Im Team des New Generation Sansibar Queens standen acht sansibarische und zwei tansanische Nationalspielerinnen. Auf schwierigem Geläuf entwickelte sich eine ausgeglichene Partie, die leistungsgerecht 1:1 (1:1) endete. Das Tor für den VfL erzielte Tine Peters. Nach dem Spiel überreichten wir wieder Koffer mit Trainingsmaterial wie Trikots, Schuhen, Bällen usw. Die Freude der sansibarischen Gastgeberinnen war riesengroß. Uns wurde gerade hier sehr bewusst, dass wir uns in einer der ärmsten Regionen der Erde befanden.

Der Besuch einer Spicy Farm, Gespräche mit den Farmern, ein Ausflug nach Prison Island, die Besichtigung eines alten Sultanpalastes und das Kennenlernen der alten arabischen Stone Town mit Kathedrale, Sklavenmarkt und Museum waren nicht minder beeindruckend und gaben einen super Einblick in die wechselvolle Geschichte der Insel.

 
 
 
 

Teil 3: Arusha

Von Sansibar ging es per Flugzeug vorbei am Kilimanjaro zurück aufs Festland nach Arusha. Hier stand lediglich ein kurzer Aufenthalt zur Vobereitung der großen Safari in die Nationalparks an. 

Das obligatorische Fußballspiel fand in dieser Region knapp 48 Stunden nach dem Match auf Sansibar etwas außerhalb der Großstadt Arusha gegen die Testemony Sports Academy statt. Auf sehr afrikanisch anmutendem sandig, staubigem Geläuf gewannen die Gastgeberinnen mit 2:0 (1:0). Das öffentliche Interesse inklusive der regionalen Presse war erneut groß und nach dem Spiel trafen sich beide Teams zu einem gemeinsamen Essen und einer stimmungsvollen Party mit vielen tollen persönlichen Kontakten.

Zur Vorbereitung auf die Tour durch die großen Nationalparks unternahm der VfL-Troß dann noch eine Walking-Tour sowie eine kleine Safari im Arusha-Nationalpark und machte erste Bekanntschaft mit dem deutlich kälteren Klima im Hochland und ersten wilden Tieren wie Büffeln, Giraffen oder Zebras.

 

 

 
 

Teil 4: Mto wa Mbu und Ngorongoro

Die Reise wurde per Geländewagen nach Mto wa Mbu in den Lake Manyara Nationalpark fortgesetzt.

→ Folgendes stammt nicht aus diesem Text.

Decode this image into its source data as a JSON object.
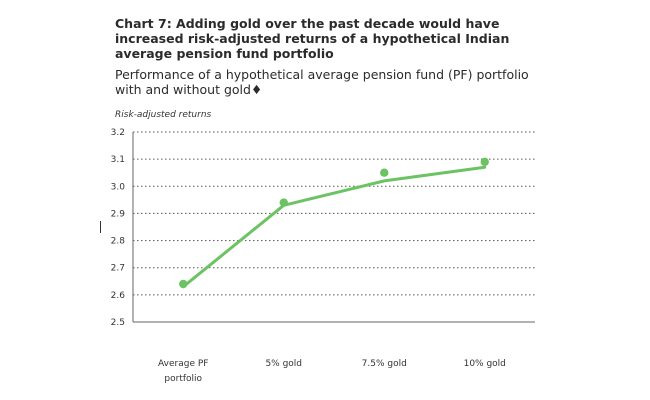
{
  "title": "Chart 7: Adding gold over the past decade would have increased risk-adjusted returns of a hypothetical Indian average pension fund portfolio",
  "subtitle": "Performance of a hypothetical average pension fund (PF) portfolio with and without gold♦",
  "chart_data": {
    "type": "line",
    "ylabel": "Risk-adjusted returns",
    "ylim": [
      2.5,
      3.2
    ],
    "yticks": [
      "3.2",
      "3.1",
      "3.0",
      "2.9",
      "2.8",
      "2.7",
      "2.6",
      "2.5"
    ],
    "categories": [
      [
        "Average PF",
        "portfolio"
      ],
      [
        "5% gold"
      ],
      [
        "7.5% gold"
      ],
      [
        "10% gold"
      ]
    ],
    "series": [
      {
        "values": [
          2.64,
          2.94,
          3.05,
          3.09
        ],
        "markers": true,
        "line": false
      },
      {
        "values": [
          2.63,
          2.93,
          3.02,
          3.07
        ],
        "markers": false,
        "line": true
      }
    ],
    "color": "#6cc363",
    "grid": true
  }
}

Elefanten, Wasserbüffel, Nilpferde, Zebras aber auch Leoparden bekamen die VfL-Mädels in den kommenden Tagen auf unterschiedlichen Touren per Geländewagen oder Fahrrad manchmal aus aller nächster Nähe zu sehen. 

Fußballspiele waren in dieser Rregion zunächst nicht eingeplant. Trotzdem fand überraschend mitten in der Kleinstadt Mto wa Mbu auf einer brachliegenden Fläche ein Spiel statt. Beim abendlichen Spaziergang durch den Ort stießen wir auf einen Gruppe bolzender Jugendlicher und ließen es uns nicht nehmen mitzumachen. Daraus entwickelte sich zur Freude zahlreicher Dorfbewohner ein munterer, sehr afrikanischer Kick. Für alle Seiten war diese Partie ein äußerst eindrucksvolles Erlebnis.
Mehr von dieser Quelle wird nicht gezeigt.